Kafamı iki yana salladım.Birçok şey hissetmiştim ama pişmanlık hissetiklerim arasında yoktu.

Dudaklarını saçımda hissetmiştim.Hafifçe gülümsedim.Anlam veremediğim bir şekilde bana huzur veriyordu.

"Hayatımda birtek sen kaldın.Beni bırakma tamammı."

"Hayatında birtek ben yokum marientte... ailen"

Başımı kaldırıp ona baktım.Oda anlamış olucakki sustu.

"Haklısın ama ailenin yaptığı seyi düşünüp kendinide üzme."

Kafamı salladım.Kollarımı yavaşça ondan çektim.
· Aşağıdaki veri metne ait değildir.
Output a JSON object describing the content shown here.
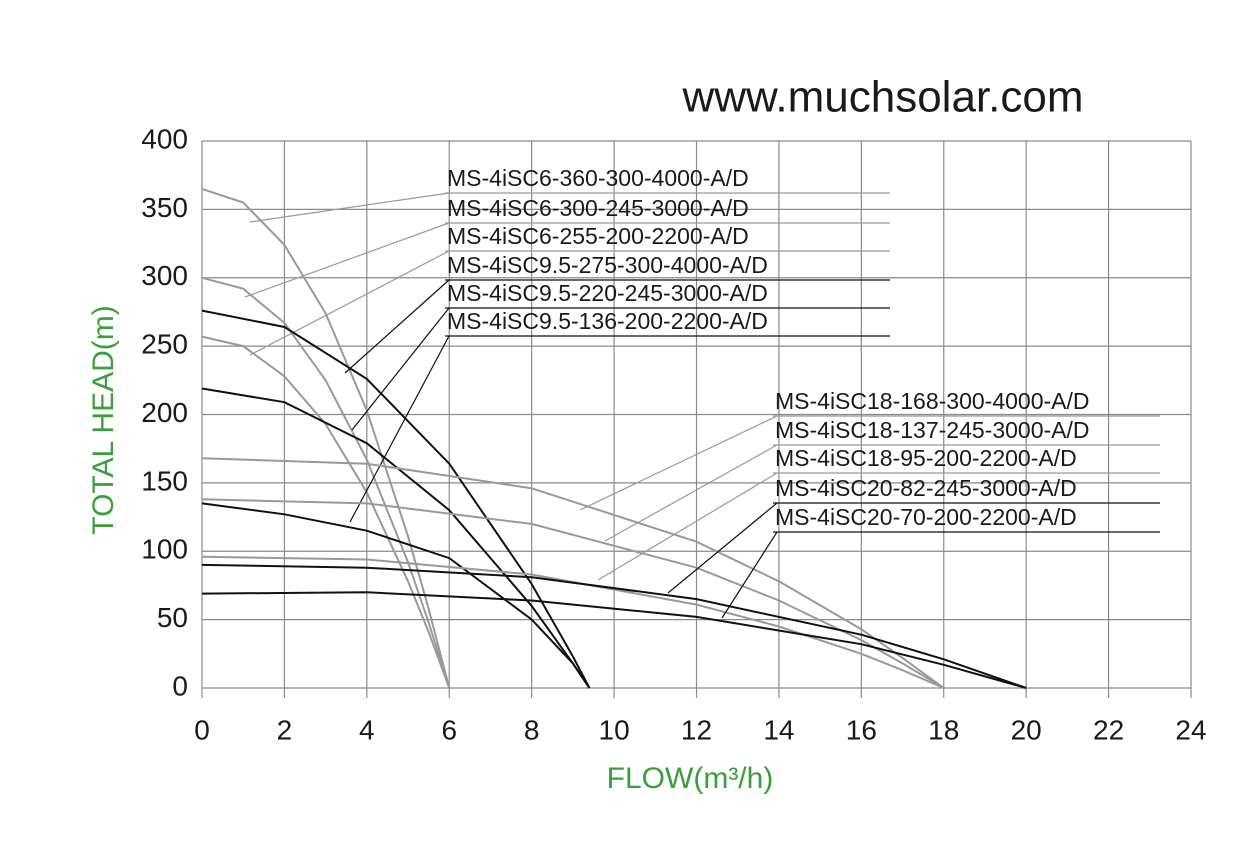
{
  "chart_data": {
    "type": "line",
    "watermark": "www.muchsolar.com",
    "x_label": "FLOW(m³/h)",
    "y_label": "TOTAL HEAD(m)",
    "xlim": [
      0,
      24
    ],
    "ylim": [
      0,
      400
    ],
    "xticks": [
      0,
      2,
      4,
      6,
      8,
      10,
      12,
      14,
      16,
      18,
      20,
      22,
      24
    ],
    "yticks": [
      0,
      50,
      100,
      150,
      200,
      250,
      300,
      350,
      400
    ],
    "grid": true,
    "series": [
      {
        "name": "MS-4iSC6-360-300-4000-A/D",
        "color": "#999999",
        "x": [
          0,
          1,
          2,
          3,
          4,
          5,
          5.5,
          6
        ],
        "values": [
          365,
          355,
          324,
          274,
          203,
          111,
          58,
          0
        ]
      },
      {
        "name": "MS-4iSC6-300-245-3000-A/D",
        "color": "#999999",
        "x": [
          0,
          1,
          2,
          3,
          4,
          5,
          5.5,
          6
        ],
        "values": [
          300,
          292,
          267,
          225,
          167,
          92,
          48,
          0
        ]
      },
      {
        "name": "MS-4iSC6-255-200-2200-A/D",
        "color": "#999999",
        "x": [
          0,
          1,
          2,
          3,
          4,
          5,
          5.5,
          6
        ],
        "values": [
          257,
          250,
          228,
          193,
          143,
          78,
          41,
          0
        ]
      },
      {
        "name": "MS-4iSC9.5-275-300-4000-A/D",
        "color": "#111111",
        "x": [
          0,
          2,
          4,
          6,
          8,
          9,
          9.4
        ],
        "values": [
          276,
          264,
          226,
          164,
          76,
          23,
          0
        ]
      },
      {
        "name": "MS-4iSC9.5-220-245-3000-A/D",
        "color": "#111111",
        "x": [
          0,
          2,
          4,
          6,
          8,
          9,
          9.4
        ],
        "values": [
          219,
          209,
          179,
          130,
          60,
          18,
          0
        ]
      },
      {
        "name": "MS-4iSC9.5-136-200-2200-A/D",
        "color": "#111111",
        "x": [
          0,
          2,
          4,
          6,
          8,
          9,
          9.4
        ],
        "values": [
          135,
          127,
          115,
          95,
          50,
          18,
          0
        ]
      },
      {
        "name": "MS-4iSC18-168-300-4000-A/D",
        "color": "#999999",
        "x": [
          0,
          4,
          8,
          12,
          14,
          16,
          17,
          18
        ],
        "values": [
          168,
          164,
          146,
          107,
          78,
          43,
          22,
          0
        ]
      },
      {
        "name": "MS-4iSC18-137-245-3000-A/D",
        "color": "#999999",
        "x": [
          0,
          4,
          8,
          12,
          14,
          16,
          17,
          18
        ],
        "values": [
          138,
          135,
          120,
          88,
          64,
          35,
          18,
          0
        ]
      },
      {
        "name": "MS-4iSC18-95-200-2200-A/D",
        "color": "#999999",
        "x": [
          0,
          4,
          8,
          12,
          14,
          16,
          17,
          18
        ],
        "values": [
          96,
          94,
          83,
          61,
          45,
          25,
          13,
          0
        ]
      },
      {
        "name": "MS-4iSC20-82-245-3000-A/D",
        "color": "#111111",
        "x": [
          0,
          4,
          8,
          12,
          16,
          18,
          20
        ],
        "values": [
          90,
          88,
          81,
          65,
          39,
          21,
          0
        ]
      },
      {
        "name": "MS-4iSC20-70-200-2200-A/D",
        "color": "#111111",
        "x": [
          0,
          4,
          8,
          12,
          16,
          18,
          20
        ],
        "values": [
          69,
          70,
          64,
          52,
          32,
          17,
          0
        ]
      }
    ]
  }
}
"Ve daha kaçıncı defa söyliyicem ağlamam yasak sana .Bidaha ağladığını görmiyicem."

"Tamam tamam iyiyim."

"Güzel.Etrafımızdaki herkez ben yaptım sanıcak topla kendini."

"Bay egoist haline döndün yani."

Kapıyı açıp dışarı çıktım.Hemen arkamdan geliyordu.

"Bay ne ?"

"Bay egoist."

"Ben egoist falan değilim marinette."

"Kendini hiç tanımamışsın agreste
Sen tam bir bay egoist sin "

"Öyle diyorsan öyle olsun güzelim."

Bu çocuk bugün fazlamı tatlıydı.Yoksa banamı öyle geliyo.Keşke hep böyle kalsa...

1 saat sonra

Eve geldiğimizde her zamanki gibi sesizliğe bürünmüştük.Uyumaya giderken iyi geceler diledim ama cevap vermedi.Dengesiz !

Havada yağmur yağmaya başlamıştı.Odama çıktım.Yatağa yatıcakken odam aydınlandı ve birden şimşek çarptı.Çığlık atmama engel olamadım.Küçüklüğümde oldum olası şimşekten korkmuştum.Evde kimse yoktu.Hemen yan odamda adrien uyuyordu.Onun yanına gitsemmiki? bu gece uyuyamamki.Yastığımı aldım odamdan çıkıp odasına doğru yürüdüm.Kapısını yavaş açtım.Siyah perdelerini kapatmıştı.Yan yatmıştı.Yavaşça yanına yaklaştım.Tanrım üstü çıplaktı.Hafifçe omzunu dürttüm.Önce kıpırdadı ama sonra geri hareketsiz kaldı.

"Adrien."

Birden kolumdan tuttup beni yatağa çekince çığlık attım.Gözlerini açtı tam üzerimde duruyordu.

Yan tarafıma doğru yattı.Elleriyle gözlerini ovuşturdu.

"Noldu neden geldin ."

Sesi mırıltılı çıkmıştı.

"Uyuyamıyorum."

Başını yan yatırıp bana baktı.Gece karanlığında gözleri kedi gibi parlıyordu.Onda hayran olduğum gözleriydi.O kadar güzel gözleri vardıki.

"Küçük bir kedi gibi her korkutuğunda bana sığınamazsın güzelim."

Sinirle doğruldum.

"Bende gidiyorum o zaman ."

Tam kalıcakken kolumdan tuttup beni tekrar yatağa çekti.

"Sana git diyen kim."

Çırpınıp çıkmaya çalıştım.Ama beni kendine bastırmıştı.Bir kolu belimi sarmıştı.Sıcak tenini sırtımda hissediyordum.

"Uslu dur leydim."

"Leydimmi ?"

"Sen bana bay egoist demiyomusun seninkide bundan sonra leydi"

Kıkırdadım.Demekki takma adı hoşuna gitmişti.Gözlerimi kapattım.Uyku çok çabuk gelmişti.